Erfolgreicher Kampf für die Wiedervereinigung Europas

"Wieviel Divisionen hat dieser Otto?" fragte ein ausländischer Zuschauer angesichts des monarchischen Gepränges mitten im kaiserlichen Wien. Nun, Ottos Divisionen gibt es in ganz Europa - von den Sudetendeutschen bis zu den Balten, von den Kroaten bis zu den Slowaken. Im Osten hat man nicht vergessen, daß Otto von Habsburg, den Franz Josef Strauß 1979 zum CSU-Europaparlamentarier machte - zu einer Zeit, als sich der Westen mit der Teilung Europas (und Deutschlands) abzufinden begann -, im Straßburger Parlament die Aufstellung eines leeren Stuhles beantragte. Dieser sollte den offengehaltenen Platz für die vom Kommunismus unterdrückten Völker symbolisieren. Damals tippten manche Westeuropäer sich mit dem Finger an die Stirn, und als der Europaabgeordnete von Habsburg im Plenum aufstand und eine Rede auf Ungarisch hielt, fand das Kopfschütteln kein Ende. Heute ist Ungarn Nato-Mitglied und einer der ersten EU-Kandidaten.

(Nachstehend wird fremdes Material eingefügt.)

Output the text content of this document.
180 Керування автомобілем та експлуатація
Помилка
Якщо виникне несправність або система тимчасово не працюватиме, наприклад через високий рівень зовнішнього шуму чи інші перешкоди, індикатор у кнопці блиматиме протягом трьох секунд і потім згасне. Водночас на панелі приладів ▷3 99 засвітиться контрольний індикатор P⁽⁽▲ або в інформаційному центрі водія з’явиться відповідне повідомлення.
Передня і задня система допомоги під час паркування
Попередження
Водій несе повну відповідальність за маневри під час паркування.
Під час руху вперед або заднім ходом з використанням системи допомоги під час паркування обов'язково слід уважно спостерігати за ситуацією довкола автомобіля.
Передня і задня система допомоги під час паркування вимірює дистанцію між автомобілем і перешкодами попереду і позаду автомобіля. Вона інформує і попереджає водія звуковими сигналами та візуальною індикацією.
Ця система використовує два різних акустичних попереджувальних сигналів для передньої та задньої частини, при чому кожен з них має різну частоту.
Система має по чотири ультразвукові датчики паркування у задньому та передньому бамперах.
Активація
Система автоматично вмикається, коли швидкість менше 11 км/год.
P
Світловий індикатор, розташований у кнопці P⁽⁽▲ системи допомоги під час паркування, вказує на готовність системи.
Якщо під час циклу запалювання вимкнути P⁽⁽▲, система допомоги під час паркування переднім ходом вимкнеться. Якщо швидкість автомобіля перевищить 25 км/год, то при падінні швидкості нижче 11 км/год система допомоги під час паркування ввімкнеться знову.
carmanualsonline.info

Eine besondere historische Genugtuung erfuhr Erzherzog Otto an diesem Tag durch den ehemaligen französischen Staatspräsidenten Valéry Giscard d'Estaing. Durch Jahrhunderte war Frankreich der Gegenspieler des Reiches gewesen. Die französischen Könige hatten sich mit den Osmanen verbündet, um Wien zu schlagen. Nach dem Ersten Weltkrieg blieb von Österreich ein kümmerliches Rumpfgebilde übrig: Le reste - c'est l'Autriche - der Rest ist Österreich, wie Frankreichs Premier Clemenceau in St. Germain zynisch dekretierte. Jetzt gratulierte der Vorsitzende des EU-Konvents dem "Kaiser eines nicht mehr bestehenden Kaiserreichs" mit den Worten: "Was an ihrer Haltung so bewundernswert ist, ist die Tatsache, daß Sie von Anfang an gespürt haben, daß dieses Europa ein ganzes ist." Wer hätte das spüren sollen, wenn nicht der Mann, der aus einer Dynastie stammt, in deren Reich einst die Sonne nicht unterging?

Als Gratulanten waren neben Bundeskanzler Schüssel die Präsidenten Estlands und der Slowakei und Litauens Ex-Präsident Landsbergis erschienen, aber auch der Ministerpräsident Bulgariens, der als Simeon II. von Sachsen-Coburg-Gotha - bevor ihn die Kommunisten vertrieben - König von Bulgarien war. Aber es kamen auch regierende Monarchen: Carl Gustaf von Schweden mit Königin Sylvia - einer gebürtigen Deutschen, ein Prinz aus Marokko, die Fürstin von Liechtenstein und die Herzogin von Kent.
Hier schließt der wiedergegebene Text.